Refresh tokens are used once every 5-15 minutes - or less.
In a typical setup, an access token might be used in 100+ API requests before a refresh token needs to be checked once. Meanwhile, the added benefits like revocation and session control far outweigh this minor overhead which you can always optimize away with in-memory stores or token hashes.
Of course, like I mentioned: a refresh token isn’t a magic bullet. If it’s stolen, you’re still in trouble. That’s why good security practices are key:
The tokens must be stored securely (e.g.
HttpOnly,Securecookies for web apps)Use rotating refresh tokens (issue a new one every time it’s used and invalidate the old one)
Associate additional metadata like user agent, IP, client info, app version, rough geo-location with refresh tokens and cross-reference when revalidating.
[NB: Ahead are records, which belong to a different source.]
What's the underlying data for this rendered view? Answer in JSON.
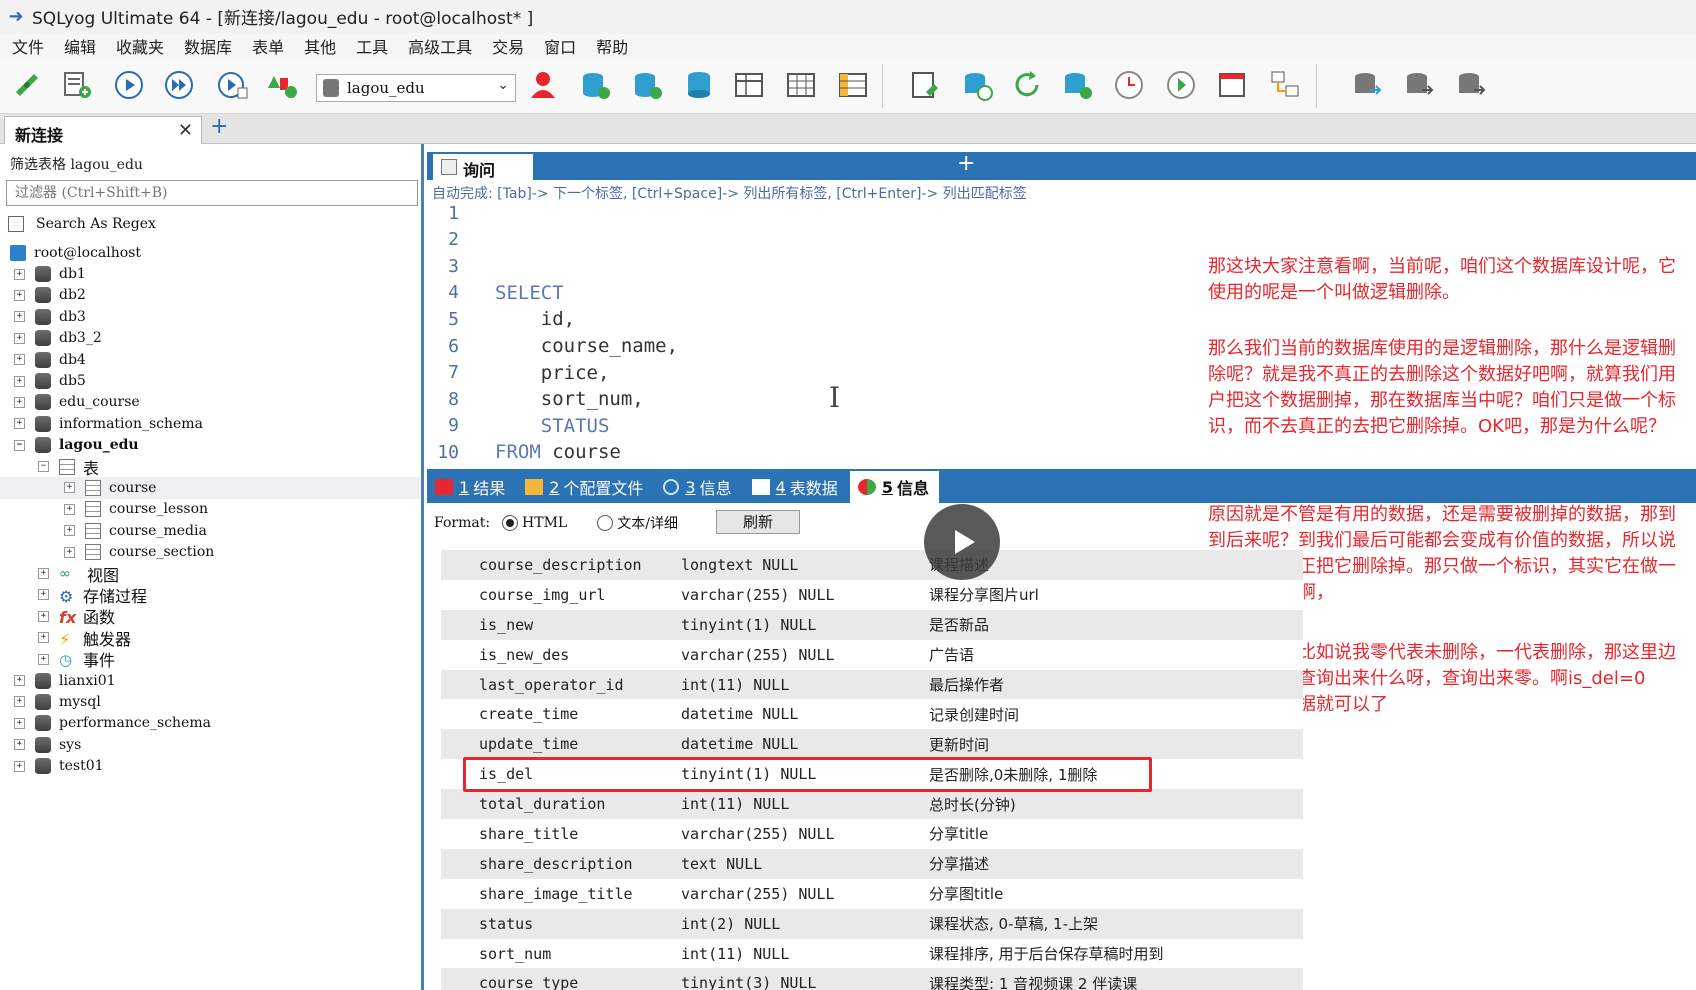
{
  "title_bar": {
    "title": "SQLyog Ultimate 64 - [新连接/lagou_edu - root@localhost* ]"
  },
  "menu": [
    "文件",
    "编辑",
    "收藏夹",
    "数据库",
    "表单",
    "其他",
    "工具",
    "高级工具",
    "交易",
    "窗口",
    "帮助"
  ],
  "toolbar": {
    "database_select": "lagou_edu"
  },
  "connection_tab": {
    "label": "新连接",
    "close": "✕",
    "add": "+"
  },
  "sidebar": {
    "filter_label": "筛选表格 lagou_edu",
    "filter_placeholder": "过滤器 (Ctrl+Shift+B)",
    "regex_label": "Search As Regex",
    "host": "root@localhost",
    "databases_top": [
      "db1",
      "db2",
      "db3",
      "db3_2",
      "db4",
      "db5",
      "edu_course",
      "information_schema"
    ],
    "active_db": "lagou_edu",
    "tables_folder": "表",
    "tables": [
      "course",
      "course_lesson",
      "course_media",
      "course_section"
    ],
    "folders": [
      "视图",
      "存储过程",
      "函数",
      "触发器",
      "事件"
    ],
    "databases_bottom": [
      "lianxi01",
      "mysql",
      "performance_schema",
      "sys",
      "test01"
    ]
  },
  "query_tab": {
    "label": "询问",
    "add": "+"
  },
  "autocomplete_hint": "自动完成: [Tab]-> 下一个标签, [Ctrl+Space]-> 列出所有标签, [Ctrl+Enter]-> 列出匹配标签",
  "editor": {
    "lines": [
      {
        "n": "1",
        "code": "",
        "kw": ""
      },
      {
        "n": "2",
        "code": "",
        "kw": ""
      },
      {
        "n": "3",
        "code": "",
        "kw": ""
      },
      {
        "n": "4",
        "code": "",
        "kw": "SELECT"
      },
      {
        "n": "5",
        "code": "    id,",
        "kw": ""
      },
      {
        "n": "6",
        "code": "    course_name,",
        "kw": ""
      },
      {
        "n": "7",
        "code": "    price,",
        "kw": ""
      },
      {
        "n": "8",
        "code": "    sort_num,",
        "kw": ""
      },
      {
        "n": "9",
        "code": "    ",
        "kw": "STATUS"
      },
      {
        "n": "10",
        "code": " course",
        "kw": "FROM"
      }
    ]
  },
  "result_tabs": [
    {
      "num": "1",
      "label": "结果"
    },
    {
      "num": "2",
      "label": "个配置文件"
    },
    {
      "num": "3",
      "label": "信息"
    },
    {
      "num": "4",
      "label": "表数据"
    },
    {
      "num": "5",
      "label": "信息"
    }
  ],
  "format_bar": {
    "label": "Format:",
    "opt_html": "HTML",
    "opt_text": "文本/详细",
    "refresh": "刷新"
  },
  "columns": [
    [
      "course_description",
      "longtext NULL",
      "课程描述"
    ],
    [
      "course_img_url",
      "varchar(255) NULL",
      "课程分享图片url"
    ],
    [
      "is_new",
      "tinyint(1) NULL",
      "是否新品"
    ],
    [
      "is_new_des",
      "varchar(255) NULL",
      "广告语"
    ],
    [
      "last_operator_id",
      "int(11) NULL",
      "最后操作者"
    ],
    [
      "create_time",
      "datetime NULL",
      "记录创建时间"
    ],
    [
      "update_time",
      "datetime NULL",
      "更新时间"
    ],
    [
      "is_del",
      "tinyint(1) NULL",
      "是否删除,0未删除, 1删除"
    ],
    [
      "total_duration",
      "int(11) NULL",
      "总时长(分钟)"
    ],
    [
      "share_title",
      "varchar(255) NULL",
      "分享title"
    ],
    [
      "share_description",
      "text NULL",
      "分享描述"
    ],
    [
      "share_image_title",
      "varchar(255) NULL",
      "分享图title"
    ],
    [
      "status",
      "int(2) NULL",
      "课程状态, 0-草稿, 1-上架"
    ],
    [
      "sort_num",
      "int(11) NULL",
      "课程排序, 用于后台保存草稿时用到"
    ],
    [
      "course_type",
      "tinyint(3) NULL",
      "课程类型: 1 音视频课 2 伴读课"
    ]
  ],
  "annotations": [
    "那这块大家注意看啊，当前呢，咱们这个数据库设计呢，它使用的呢是一个叫做逻辑删除。",
    "那么我们当前的数据库使用的是逻辑删除，那什么是逻辑删除呢？就是我不真正的去删除这个数据好吧啊，就算我们用户把这个数据删掉，那在数据库当中呢？咱们只是做一个标识，而不去真正的去把它删除掉。OK吧，那是为什么呢？",
    "原因就是不管是有用的数据，还是需要被删掉的数据，那到到后来呢？到我们最后可能都会变成有价值的数据，所以说咱们不去真正把它删除掉。那只做一个标识，其实它在做一个修改操作啊，",
    "打个比方，比如说我零代表未删除，一代表删除，那这里边呢，我们就查询出来什么呀，查询出来零。啊is_del=0的，这个数据就可以了"
  ]
}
Implement heuristics to detect refresh token reuse, or other suspicious activity if there is mismatch in metadata
Modern users don’t want to log in every day. They want to:
Stay signed in across tabs and sessions.
Re-authenticate only when doing sensitive things (eg. changing passwords)
See what devices are signed in and revoke them individually
All good authentication systems have similar implementations in place, but they also have years of iteration, battle-testing, and real-world attack resilience baked into them. This is why you shouldn’t build your own authentication system unless of course you’re fully prepared to replicate the depth of security considerations that platforms like Auth0, Firebase Auth, Cognito, or Supabase handle out of the box, elements that we have covered in this article - and then some.
If you’re rolling your own auth, treat it with the same product rigor you give your main offering. Otherwise, outsource it to someone who does because anything less, is a liability.